The U.S. Supreme Court has set oral-argument dates in three death penalty-related cases for the upcoming 2010-2011 term. The Court begins its new term on Monday, October 4. On October 6, the Court will hear Connick v. Thompson. This case challenges an award of $14 million to John Thompson, who had been sentenced to death in New Orleans but was later acquitted of all charges. Lower courts had found that the district attorney’s office failed to train its lawyers about so-called Brady violations, which led to Thompson’s wrongful conviction and death sentence in 1985. The current Orleans Parish District Attorney appealed the ruling to the Supreme Court, asserting that upholding the award “exposes district attorney’s offices to vicarious liability for a wide range of prosecutorial misconduct.” On October 13, the Court will hear Skinner v. Switzer to determine whether a Texas death row inmate’s (Hank Skinner) request for DNA testing can be considered as a civil rights claim rather than as part of his death penalty appeal.

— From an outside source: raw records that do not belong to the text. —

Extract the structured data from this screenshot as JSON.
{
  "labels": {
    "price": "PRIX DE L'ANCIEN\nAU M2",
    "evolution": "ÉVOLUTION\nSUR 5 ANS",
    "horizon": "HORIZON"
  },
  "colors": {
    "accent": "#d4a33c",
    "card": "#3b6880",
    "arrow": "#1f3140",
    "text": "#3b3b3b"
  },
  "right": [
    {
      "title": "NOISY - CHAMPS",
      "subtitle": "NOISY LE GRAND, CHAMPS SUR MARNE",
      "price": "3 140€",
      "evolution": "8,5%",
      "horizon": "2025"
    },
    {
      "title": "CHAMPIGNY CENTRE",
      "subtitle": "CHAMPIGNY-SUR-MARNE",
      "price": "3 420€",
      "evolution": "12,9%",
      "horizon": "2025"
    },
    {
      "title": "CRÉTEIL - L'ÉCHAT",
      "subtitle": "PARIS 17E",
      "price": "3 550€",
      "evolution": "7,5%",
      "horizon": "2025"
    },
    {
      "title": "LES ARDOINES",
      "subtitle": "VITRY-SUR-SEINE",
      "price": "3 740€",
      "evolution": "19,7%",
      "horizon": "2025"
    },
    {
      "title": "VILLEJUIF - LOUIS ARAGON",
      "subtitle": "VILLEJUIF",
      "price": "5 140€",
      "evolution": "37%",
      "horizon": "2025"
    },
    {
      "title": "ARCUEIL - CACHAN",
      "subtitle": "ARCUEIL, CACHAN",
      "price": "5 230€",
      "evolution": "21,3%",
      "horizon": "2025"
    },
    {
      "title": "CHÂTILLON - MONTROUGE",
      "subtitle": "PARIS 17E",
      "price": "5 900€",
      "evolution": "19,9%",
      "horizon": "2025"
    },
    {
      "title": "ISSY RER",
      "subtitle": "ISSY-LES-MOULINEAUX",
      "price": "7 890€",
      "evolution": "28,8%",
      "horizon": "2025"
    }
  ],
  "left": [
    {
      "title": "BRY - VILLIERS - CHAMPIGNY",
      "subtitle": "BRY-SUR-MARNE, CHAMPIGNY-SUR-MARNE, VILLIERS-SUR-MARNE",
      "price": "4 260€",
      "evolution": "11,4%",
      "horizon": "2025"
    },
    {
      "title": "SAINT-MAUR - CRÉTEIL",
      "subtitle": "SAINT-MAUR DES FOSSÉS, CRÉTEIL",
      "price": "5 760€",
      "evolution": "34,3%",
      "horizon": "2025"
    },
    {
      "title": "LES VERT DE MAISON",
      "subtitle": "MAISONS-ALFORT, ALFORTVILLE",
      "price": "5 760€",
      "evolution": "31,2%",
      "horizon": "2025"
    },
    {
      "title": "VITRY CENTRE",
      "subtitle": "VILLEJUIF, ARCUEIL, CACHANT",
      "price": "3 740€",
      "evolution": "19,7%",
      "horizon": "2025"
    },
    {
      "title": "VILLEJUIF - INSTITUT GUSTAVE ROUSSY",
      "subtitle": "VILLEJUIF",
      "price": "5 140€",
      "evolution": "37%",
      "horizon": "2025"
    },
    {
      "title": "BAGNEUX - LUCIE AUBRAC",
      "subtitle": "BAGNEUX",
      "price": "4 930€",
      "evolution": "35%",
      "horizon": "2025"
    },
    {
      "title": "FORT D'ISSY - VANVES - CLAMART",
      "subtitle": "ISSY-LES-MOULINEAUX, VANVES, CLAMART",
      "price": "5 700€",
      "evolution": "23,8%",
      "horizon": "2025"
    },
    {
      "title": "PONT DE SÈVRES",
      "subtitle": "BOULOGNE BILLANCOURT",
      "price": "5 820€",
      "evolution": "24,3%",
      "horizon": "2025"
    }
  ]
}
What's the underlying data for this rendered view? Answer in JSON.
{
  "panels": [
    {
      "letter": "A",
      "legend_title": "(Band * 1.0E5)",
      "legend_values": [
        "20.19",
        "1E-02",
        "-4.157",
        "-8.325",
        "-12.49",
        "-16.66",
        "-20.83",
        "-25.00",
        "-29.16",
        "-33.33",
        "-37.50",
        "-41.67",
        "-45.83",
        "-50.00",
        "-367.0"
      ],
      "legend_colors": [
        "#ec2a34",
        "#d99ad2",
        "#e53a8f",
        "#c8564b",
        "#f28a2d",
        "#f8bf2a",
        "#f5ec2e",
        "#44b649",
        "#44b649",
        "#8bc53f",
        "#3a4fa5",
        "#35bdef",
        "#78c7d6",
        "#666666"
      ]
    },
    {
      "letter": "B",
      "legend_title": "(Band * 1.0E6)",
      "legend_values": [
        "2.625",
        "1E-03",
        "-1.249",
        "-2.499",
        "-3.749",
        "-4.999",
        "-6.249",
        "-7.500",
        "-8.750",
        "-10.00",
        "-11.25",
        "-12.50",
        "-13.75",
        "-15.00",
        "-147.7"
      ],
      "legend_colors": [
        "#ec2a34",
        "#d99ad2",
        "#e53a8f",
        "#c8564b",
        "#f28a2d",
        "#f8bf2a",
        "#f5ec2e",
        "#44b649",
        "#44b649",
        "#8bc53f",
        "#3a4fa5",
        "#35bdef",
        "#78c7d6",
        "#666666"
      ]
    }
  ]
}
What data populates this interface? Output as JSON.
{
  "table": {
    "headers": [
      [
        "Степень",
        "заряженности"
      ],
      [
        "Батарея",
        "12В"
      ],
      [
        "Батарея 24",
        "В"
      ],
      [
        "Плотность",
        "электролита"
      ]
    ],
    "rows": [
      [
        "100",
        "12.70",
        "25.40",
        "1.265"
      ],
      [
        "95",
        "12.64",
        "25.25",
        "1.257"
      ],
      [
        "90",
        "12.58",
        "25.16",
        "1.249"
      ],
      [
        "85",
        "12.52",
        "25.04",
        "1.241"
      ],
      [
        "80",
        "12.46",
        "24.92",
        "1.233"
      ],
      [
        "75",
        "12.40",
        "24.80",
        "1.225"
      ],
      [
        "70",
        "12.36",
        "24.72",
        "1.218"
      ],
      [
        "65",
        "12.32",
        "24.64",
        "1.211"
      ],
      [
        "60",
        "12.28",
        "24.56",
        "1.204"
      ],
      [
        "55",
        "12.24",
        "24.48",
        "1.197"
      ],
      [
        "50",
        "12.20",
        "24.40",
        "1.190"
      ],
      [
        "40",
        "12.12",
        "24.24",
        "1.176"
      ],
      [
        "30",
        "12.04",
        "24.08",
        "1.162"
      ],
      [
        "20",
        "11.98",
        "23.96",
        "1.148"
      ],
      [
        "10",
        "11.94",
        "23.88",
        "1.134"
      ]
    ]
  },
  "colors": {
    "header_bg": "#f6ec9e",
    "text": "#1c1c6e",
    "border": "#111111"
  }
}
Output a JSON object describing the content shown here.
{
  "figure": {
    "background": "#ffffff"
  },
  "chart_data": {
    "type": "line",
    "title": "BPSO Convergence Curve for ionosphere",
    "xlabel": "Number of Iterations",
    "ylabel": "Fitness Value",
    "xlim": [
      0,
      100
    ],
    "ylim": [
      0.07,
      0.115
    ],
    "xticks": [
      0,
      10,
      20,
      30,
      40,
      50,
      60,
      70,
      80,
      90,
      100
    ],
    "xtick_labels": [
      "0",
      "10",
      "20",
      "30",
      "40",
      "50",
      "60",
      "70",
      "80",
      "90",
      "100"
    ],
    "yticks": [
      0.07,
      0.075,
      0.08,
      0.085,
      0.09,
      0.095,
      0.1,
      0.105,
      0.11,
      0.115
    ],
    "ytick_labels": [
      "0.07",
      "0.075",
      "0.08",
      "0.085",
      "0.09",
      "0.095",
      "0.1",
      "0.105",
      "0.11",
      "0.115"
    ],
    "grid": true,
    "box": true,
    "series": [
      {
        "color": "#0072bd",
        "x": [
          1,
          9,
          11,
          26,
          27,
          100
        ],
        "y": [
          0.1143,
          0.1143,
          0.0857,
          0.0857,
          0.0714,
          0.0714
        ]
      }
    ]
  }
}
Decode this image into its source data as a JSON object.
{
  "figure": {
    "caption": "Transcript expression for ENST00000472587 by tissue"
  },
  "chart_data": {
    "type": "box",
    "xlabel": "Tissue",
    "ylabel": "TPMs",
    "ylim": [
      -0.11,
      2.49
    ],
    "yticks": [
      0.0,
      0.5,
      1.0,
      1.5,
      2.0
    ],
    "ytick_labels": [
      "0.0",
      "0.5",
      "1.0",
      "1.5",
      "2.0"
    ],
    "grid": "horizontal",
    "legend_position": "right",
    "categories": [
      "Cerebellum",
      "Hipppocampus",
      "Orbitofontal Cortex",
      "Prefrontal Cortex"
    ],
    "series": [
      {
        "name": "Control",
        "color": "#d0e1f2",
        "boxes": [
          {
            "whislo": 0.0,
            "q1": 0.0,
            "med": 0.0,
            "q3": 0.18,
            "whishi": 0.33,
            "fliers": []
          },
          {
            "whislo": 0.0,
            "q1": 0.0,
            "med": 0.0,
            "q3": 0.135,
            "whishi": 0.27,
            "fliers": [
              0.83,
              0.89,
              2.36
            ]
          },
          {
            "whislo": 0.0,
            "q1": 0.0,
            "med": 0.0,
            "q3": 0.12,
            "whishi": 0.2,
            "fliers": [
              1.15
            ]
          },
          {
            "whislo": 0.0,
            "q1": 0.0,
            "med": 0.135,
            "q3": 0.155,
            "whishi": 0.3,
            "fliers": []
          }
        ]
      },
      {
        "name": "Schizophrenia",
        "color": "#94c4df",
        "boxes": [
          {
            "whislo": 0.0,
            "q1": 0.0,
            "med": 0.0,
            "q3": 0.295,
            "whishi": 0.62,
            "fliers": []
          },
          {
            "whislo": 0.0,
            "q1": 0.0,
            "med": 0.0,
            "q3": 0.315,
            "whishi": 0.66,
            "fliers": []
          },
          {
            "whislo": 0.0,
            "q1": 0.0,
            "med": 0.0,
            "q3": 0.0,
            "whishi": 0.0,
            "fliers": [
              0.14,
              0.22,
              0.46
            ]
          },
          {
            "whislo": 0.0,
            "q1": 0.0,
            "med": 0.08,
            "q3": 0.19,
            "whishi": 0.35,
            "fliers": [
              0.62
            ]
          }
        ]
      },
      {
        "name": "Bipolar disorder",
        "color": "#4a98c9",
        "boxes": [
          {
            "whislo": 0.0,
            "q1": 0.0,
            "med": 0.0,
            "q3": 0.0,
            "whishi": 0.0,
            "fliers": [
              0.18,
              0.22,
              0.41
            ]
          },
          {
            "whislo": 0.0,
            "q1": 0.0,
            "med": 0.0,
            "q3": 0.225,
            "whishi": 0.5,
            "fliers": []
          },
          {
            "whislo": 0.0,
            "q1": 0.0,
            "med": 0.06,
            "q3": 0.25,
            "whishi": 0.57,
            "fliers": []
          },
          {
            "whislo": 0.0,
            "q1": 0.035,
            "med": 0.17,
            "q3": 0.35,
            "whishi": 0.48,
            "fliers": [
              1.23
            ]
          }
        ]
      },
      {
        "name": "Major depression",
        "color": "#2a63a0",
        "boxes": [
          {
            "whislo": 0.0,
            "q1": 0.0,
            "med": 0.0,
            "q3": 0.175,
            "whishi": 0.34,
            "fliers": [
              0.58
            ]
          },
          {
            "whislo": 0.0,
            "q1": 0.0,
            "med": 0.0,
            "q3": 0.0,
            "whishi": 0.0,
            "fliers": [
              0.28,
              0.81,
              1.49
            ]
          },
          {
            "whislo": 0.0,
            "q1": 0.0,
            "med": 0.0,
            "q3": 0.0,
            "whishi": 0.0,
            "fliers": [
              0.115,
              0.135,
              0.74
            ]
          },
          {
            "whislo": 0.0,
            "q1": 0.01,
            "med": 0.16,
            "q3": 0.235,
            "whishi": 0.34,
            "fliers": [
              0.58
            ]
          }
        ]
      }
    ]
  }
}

Lower federal courts have been split on this issue. Skinner has always maintained his innocence, but death penalty appeals are tightly restricted in raising new evidence. Finally, on November 9, the high court will hear Cullen v. Pinholster, reviewing a Ninth Circuit decision overturning Pinholster’s death sentence because of ineffectiveness of counsel. The appeals court said his lawyer should have presented evidence of Pinholster’s mental illness that might have persuaded the jury to opt for a lesser sentence. The Court may choose new death penalty cases for review in the coming weeks.